Linds here.
I decided for today’s poetry to look at two things. 1. One of my favorite poets. 2. One of my favorite topics. I did this because I couldn’t decide on just one poem. And, I thought if I included several, it might spark your interest or inspire you to go seek out good poetry and nourish your soul!
One of my favorite poets is the American poet, essayist, and feminist Adrienne Rich. She contributed countless thought provoking and emotional poems since the 1950’s. One of her works of poetry is called The Dream of a Common Language, which includes the group of poems entitled, Twenty-one Love Poems. Below are my two favorites in the collection.
XI
Every peak is a crater. This is the law of volcanoes,
making them eternally and visibly female.
No height without depth, without a burning core,
though our straw soles shred on the hardened lava.
I want to travel with you to every sacred mountain
smoking within like the sibyl stooped over her tripod,
I want to reach for your hand as we scale the path,
to feel your arteries glowing in my clasp,
never failing to note the small, jewel-like flower
unfamiliar to us, nameless till we rename her,
that clings to the slowly altering rock-
that detail outside ourselves that brings us to ourselves,
was here before us, knew we would come, and sees beyond us.
As I read this poem, I feel distinctly and proudly female. No height without depth, without a burning core. I love being described this way. It feels strong, and profound. I also find myself imagining traveling to every sacred mountain with my adventurous wife, holding her hand and discovering beauty together that is before us, within us, and beyond us.
XVII
No one’s fated or doomed to love anyone.
The accidents happen, we’re not heroines,
they happen in our lives like car crashes,
books that change us, neighborhoods
we move into and come to love.
Tristan und Isolde is scarcely the story,
women at least should know the difference
between love and death. No prison cup,
no penance. Merely a notion that the tape – recorder
should have caught some ghost of us: that tape – recorder
not merely played but should have listened to us,
and could instruct those after us:
this we were, this is how we tried to love,
and these are the forces we had ranged within us
within us and against us, against us and within us.
I relish the thought that love happens like books that change us. And, as someone who knows and appreciates the power of books, and of love, this poem gripped me from the opening lines. I think this poem, though beautiful in its entirety, opens and closes with profound meaning. How impactful and altering to believe that our lives and love could be a record for those after us, even a testimony for generations yet unborn of the meaning of love, more specifically, the power and depth of a love between my wife and my heart and soul.

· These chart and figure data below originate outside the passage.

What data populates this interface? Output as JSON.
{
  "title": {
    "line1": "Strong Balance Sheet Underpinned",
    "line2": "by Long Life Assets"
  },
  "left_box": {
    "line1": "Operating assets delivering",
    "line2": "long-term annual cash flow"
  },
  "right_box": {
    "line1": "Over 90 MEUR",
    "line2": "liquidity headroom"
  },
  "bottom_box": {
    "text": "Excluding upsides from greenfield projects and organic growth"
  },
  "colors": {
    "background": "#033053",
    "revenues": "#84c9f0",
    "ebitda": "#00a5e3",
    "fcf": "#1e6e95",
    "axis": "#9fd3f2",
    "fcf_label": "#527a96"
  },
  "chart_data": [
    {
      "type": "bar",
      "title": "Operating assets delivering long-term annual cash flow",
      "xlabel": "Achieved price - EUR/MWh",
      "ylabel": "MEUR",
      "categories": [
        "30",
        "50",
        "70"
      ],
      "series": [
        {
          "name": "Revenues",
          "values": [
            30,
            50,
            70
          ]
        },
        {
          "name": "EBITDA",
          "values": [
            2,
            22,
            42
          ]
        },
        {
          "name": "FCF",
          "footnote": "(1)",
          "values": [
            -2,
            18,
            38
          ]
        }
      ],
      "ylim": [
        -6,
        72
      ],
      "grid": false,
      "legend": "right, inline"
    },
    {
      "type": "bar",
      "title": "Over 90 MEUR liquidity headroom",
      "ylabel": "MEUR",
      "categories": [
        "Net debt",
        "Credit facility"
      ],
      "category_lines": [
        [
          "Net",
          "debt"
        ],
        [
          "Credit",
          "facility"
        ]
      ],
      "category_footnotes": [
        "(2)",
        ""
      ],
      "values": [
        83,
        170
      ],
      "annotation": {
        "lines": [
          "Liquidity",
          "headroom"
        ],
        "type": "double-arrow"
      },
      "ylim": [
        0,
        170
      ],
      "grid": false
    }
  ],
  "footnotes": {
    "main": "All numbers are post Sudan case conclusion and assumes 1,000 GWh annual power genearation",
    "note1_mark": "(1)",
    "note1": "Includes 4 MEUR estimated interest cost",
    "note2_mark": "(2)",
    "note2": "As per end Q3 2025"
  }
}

Since there are so many poems and genres of poems out there in the world, my second focus was on one of my favorite topics, books. Yes, I have previously established that this might make me a dork, or boring, or any number of non-outgoing things, but I unapologetically love books and even poetry about books. The following two poems make me want to read and think and read some more until the world runs out of ink and pages to hold it.
And Yet the Books
by Czeslaw Milosz
And yet the books will be there on the shelves, separate beings,
That appeared once, still wet
As shining chestnuts under a tree in autumn,
And, touched, coddled, began to live
In spite of fires on the horizon, castles blown up,
Tribes on the march, planets in motion.
“We are,” they said, even as their pages
Were being torn out, or a buzzing flame
Licked away their letters. So much more durable
Than we are, whose frail warmth
Cools down with memory, disperses, perishes.
I imagine the earth when I am no more:
Nothing happens, no loss, it’s still a strange pageant,
Women’s dresses, dewy lilacs, a song in the valley.

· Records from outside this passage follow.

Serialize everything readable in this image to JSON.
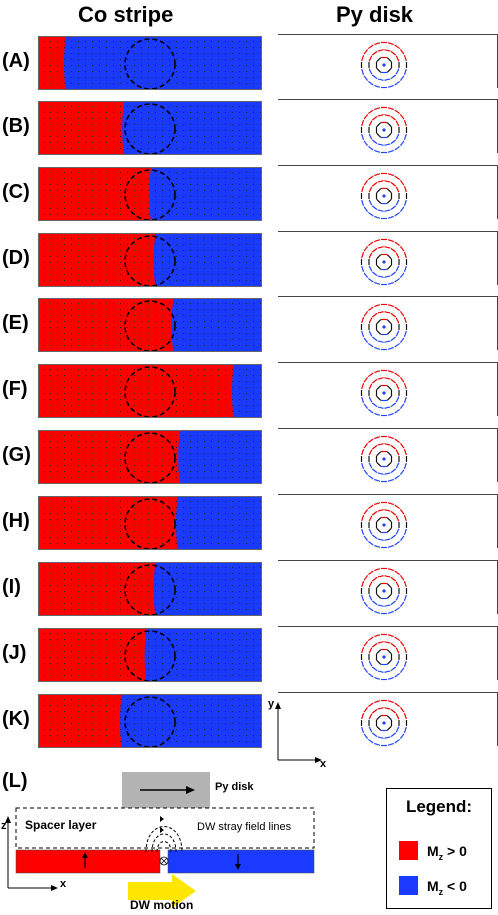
{
  "headers": {
    "left": "Co stripe",
    "right": "Py disk"
  },
  "colors": {
    "positive": "#ff0000",
    "negative": "#1a3bff",
    "py_box": "#b3b3b3",
    "motion_arrow": "#ffe600"
  },
  "rows": [
    {
      "label": "(A)",
      "wall_position": 0.12
    },
    {
      "label": "(B)",
      "wall_position": 0.38
    },
    {
      "label": "(C)",
      "wall_position": 0.5
    },
    {
      "label": "(D)",
      "wall_position": 0.52
    },
    {
      "label": "(E)",
      "wall_position": 0.6
    },
    {
      "label": "(F)",
      "wall_position": 0.87
    },
    {
      "label": "(G)",
      "wall_position": 0.63
    },
    {
      "label": "(H)",
      "wall_position": 0.62
    },
    {
      "label": "(I)",
      "wall_position": 0.52
    },
    {
      "label": "(J)",
      "wall_position": 0.48
    },
    {
      "label": "(K)",
      "wall_position": 0.37
    }
  ],
  "axes_labels": {
    "y": "y",
    "x": "x"
  },
  "panel_L": {
    "label": "(L)",
    "py_disk": "Py disk",
    "spacer_layer": "Spacer layer",
    "stray_field": "DW stray field lines",
    "axis_z": "z",
    "axis_x": "x",
    "dw_motion": "DW motion"
  },
  "legend": {
    "title": "Legend:",
    "pos": "M",
    "pos_sub": "z",
    "pos_rel": " > 0",
    "neg": "M",
    "neg_sub": "z",
    "neg_rel": " < 0"
  }
}
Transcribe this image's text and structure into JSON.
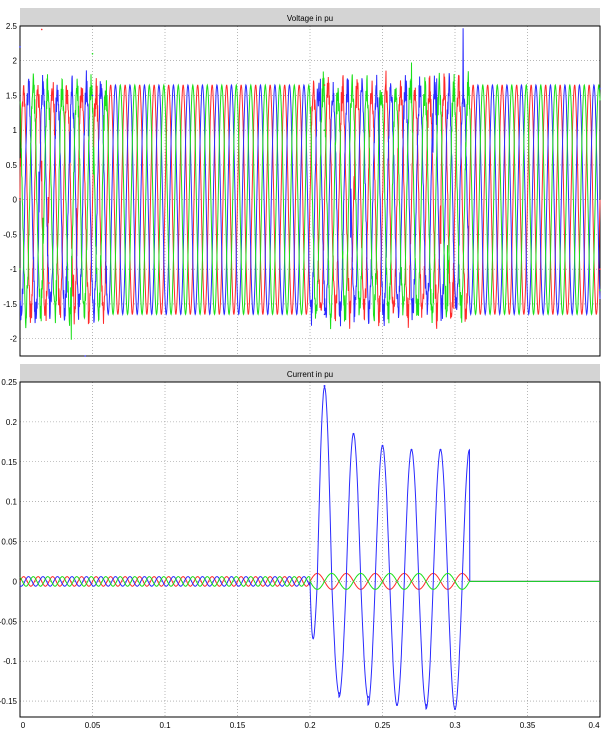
{
  "colors": {
    "background": "#ffffff",
    "title_band": "#d4d4d4",
    "axes_bg": "#ffffff",
    "grid": "#8a8a8a",
    "phase_a": "#ff2a2a",
    "phase_b": "#2a2aff",
    "phase_c": "#19e019"
  },
  "chart_data": [
    {
      "type": "line",
      "title": "Voltage in pu",
      "xlim": [
        0,
        0.4
      ],
      "ylim": [
        -2.25,
        2.5
      ],
      "grid": true,
      "x_ticks": [
        0,
        0.05,
        0.1,
        0.15,
        0.2,
        0.25,
        0.3,
        0.35,
        0.4
      ],
      "y_ticks": [
        -2,
        -1.5,
        -1,
        -0.5,
        0,
        0.5,
        1,
        1.5,
        2,
        2.5
      ],
      "y_tick_labels": [
        "-2",
        "-1.5",
        "-1",
        "-0.5",
        "0",
        "0.5",
        "1",
        "1.5",
        "2",
        "2.5"
      ],
      "signal": {
        "frequency_hz": 100,
        "amplitude": 1.65,
        "phases_deg": [
          0,
          -120,
          120
        ]
      },
      "series": [
        {
          "color": "red",
          "points": [
            [
              0,
              0
            ],
            [
              0.015,
              2.45
            ],
            [
              0.02,
              -1.2
            ],
            [
              0.21,
              1.65
            ],
            [
              0.4,
              -1.0
            ]
          ]
        },
        {
          "color": "blue",
          "points": [
            [
              0,
              2.2
            ],
            [
              0.045,
              -2.25
            ],
            [
              0.05,
              1.5
            ],
            [
              0.21,
              -1.65
            ],
            [
              0.4,
              1.6
            ]
          ]
        },
        {
          "color": "green",
          "points": [
            [
              0,
              -1.0
            ],
            [
              0.05,
              2.1
            ],
            [
              0.21,
              1.0
            ],
            [
              0.4,
              -1.3
            ]
          ]
        }
      ],
      "disturbances": [
        {
          "from": 0.0,
          "to": 0.06
        },
        {
          "from": 0.2,
          "to": 0.31
        }
      ]
    },
    {
      "type": "line",
      "title": "Current in pu",
      "xlim": [
        0,
        0.4
      ],
      "ylim": [
        -0.17,
        0.25
      ],
      "grid": true,
      "x_ticks": [
        0,
        0.05,
        0.1,
        0.15,
        0.2,
        0.25,
        0.3,
        0.35,
        0.4
      ],
      "x_tick_labels": [
        "0",
        "0.05",
        "0.1",
        "0.15",
        "0.2",
        "0.25",
        "0.3",
        "0.35",
        "0.4"
      ],
      "y_ticks": [
        -0.15,
        -0.1,
        -0.05,
        0,
        0.05,
        0.1,
        0.15,
        0.2,
        0.25
      ],
      "y_tick_labels": [
        "-0.15",
        "-0.1",
        "-0.05",
        "0",
        "0.05",
        "0.1",
        "0.15",
        "0.2",
        "0.25"
      ],
      "pre_fault": {
        "from": 0,
        "to": 0.2,
        "amplitude": 0.006,
        "frequency_hz": 100
      },
      "fault": {
        "from": 0.2,
        "to": 0.31,
        "blue_peaks": [
          0.245,
          0.185,
          0.17,
          0.165,
          0.165
        ],
        "blue_troughs": [
          -0.14,
          -0.145,
          -0.155,
          -0.155,
          -0.16
        ],
        "red_green_amplitude": 0.01
      },
      "post_fault_value": 0,
      "series": [
        {
          "color": "red",
          "points": [
            [
              0,
              0
            ],
            [
              0.2,
              0
            ],
            [
              0.31,
              0
            ],
            [
              0.4,
              0
            ]
          ]
        },
        {
          "color": "blue",
          "points": [
            [
              0.21,
              0.245
            ],
            [
              0.23,
              0.185
            ],
            [
              0.25,
              0.17
            ],
            [
              0.27,
              0.165
            ],
            [
              0.29,
              0.165
            ],
            [
              0.22,
              -0.14
            ],
            [
              0.24,
              -0.145
            ],
            [
              0.26,
              -0.155
            ],
            [
              0.28,
              -0.155
            ],
            [
              0.3,
              -0.16
            ]
          ]
        },
        {
          "color": "green",
          "points": [
            [
              0,
              0
            ],
            [
              0.2,
              0
            ],
            [
              0.31,
              0
            ]
          ]
        }
      ]
    }
  ]
}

Yet the books will be there on the shelves, well born,
Derived from people, but also from radiance, heights.
Notes on the Art of Poetry
by Dylan Thomas
I could never have dreamt that there were such goings-on
in the world between the covers of books,
such sandstorms and ice blasts of words,
such staggering peace, such enormous laughter,
such and so many blinding bright lights,
splashing all over the pages
in a million bits and pieces
all of which were words, words, words,
and each of which were alive forever
in its own delight and glory and oddity and light.
Books and poetry hold more power than the most notorious dictator. They inspire, uplift, bring you to a depth previously unknown to your inmost being, inform, teach, challenge, and expand. Thank you poets. Thank you writers. Thank you.